Construction is expected to slow after leading growth in recent years, driven by large Government infrastructure projects. Political uncertainty would retard private investment. While investment is likely to lose momentum in 2015, consumption is expected to pick up thanks to the concessions provided by the Budget.
Price reductions for food and fuel will encourage private consumption and Government consumption will rise with the shift in the Budget toward recurrent expenditure, the report adds. However, the outlook is for a continued strong economic performance aided by generally favourable global conditions, especially with tourism, remittances and apparel. The Government is also hoping that better engagement with the international community, streamlining investment processors and empowering law and order will spur greater foreign investment opportunities.
Engaging with the United Nations is one instance that the Government is hoping will yield fruit by returning the treasured GSP+ to Sri Lanka.
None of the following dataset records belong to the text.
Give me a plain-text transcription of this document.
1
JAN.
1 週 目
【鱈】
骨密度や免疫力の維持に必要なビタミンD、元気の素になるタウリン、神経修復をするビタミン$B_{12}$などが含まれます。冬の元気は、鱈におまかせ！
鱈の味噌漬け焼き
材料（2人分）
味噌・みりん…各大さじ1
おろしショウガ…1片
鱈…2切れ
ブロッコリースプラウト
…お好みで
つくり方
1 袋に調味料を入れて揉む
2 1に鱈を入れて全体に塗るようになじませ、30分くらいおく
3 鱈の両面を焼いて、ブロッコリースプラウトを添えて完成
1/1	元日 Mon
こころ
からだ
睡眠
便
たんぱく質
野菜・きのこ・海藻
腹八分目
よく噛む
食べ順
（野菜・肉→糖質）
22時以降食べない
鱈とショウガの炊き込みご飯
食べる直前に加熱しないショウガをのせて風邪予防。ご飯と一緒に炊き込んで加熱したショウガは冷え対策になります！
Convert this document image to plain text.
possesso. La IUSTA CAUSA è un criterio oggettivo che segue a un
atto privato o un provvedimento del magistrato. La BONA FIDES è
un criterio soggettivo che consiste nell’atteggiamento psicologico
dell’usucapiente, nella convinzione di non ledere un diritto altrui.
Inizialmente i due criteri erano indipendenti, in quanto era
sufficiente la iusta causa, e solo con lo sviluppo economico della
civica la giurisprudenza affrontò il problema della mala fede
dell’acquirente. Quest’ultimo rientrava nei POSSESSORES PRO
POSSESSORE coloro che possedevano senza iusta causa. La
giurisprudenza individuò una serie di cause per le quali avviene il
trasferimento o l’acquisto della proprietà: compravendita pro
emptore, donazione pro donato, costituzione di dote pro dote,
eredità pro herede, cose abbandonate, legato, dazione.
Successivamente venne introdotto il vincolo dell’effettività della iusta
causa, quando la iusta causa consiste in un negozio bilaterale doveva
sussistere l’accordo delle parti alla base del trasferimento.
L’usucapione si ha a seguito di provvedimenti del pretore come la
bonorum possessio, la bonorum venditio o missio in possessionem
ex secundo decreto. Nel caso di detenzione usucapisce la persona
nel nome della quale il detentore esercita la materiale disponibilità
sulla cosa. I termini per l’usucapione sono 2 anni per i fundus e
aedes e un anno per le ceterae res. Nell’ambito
The European Union has already made it clear that the Government will have to perfect its scorecard concerning 27 UN conventions and the upcoming report by the United Nations Human Rights Council (UNHRC) will be one instance where political and economic progress could well converge.
The cloud wedged in this silver lining is the investigations that the top powers of the Government have indicated it may initiate. These could include regulators, the stock market and top conglomerates along with a plethora of other allegations that are piling up daily. On a practical level how much of these will promote good governance without plunging the economy into chaos will have to be carefully managed.
As the political transition evolves it also needs to not be too self-involved and move towards giving confidence to the business community so that they too can move forward with their tasks. This is especially crucial as growth is an essential part of a stable Government. Such closely aligned sectors depend on each other for survival.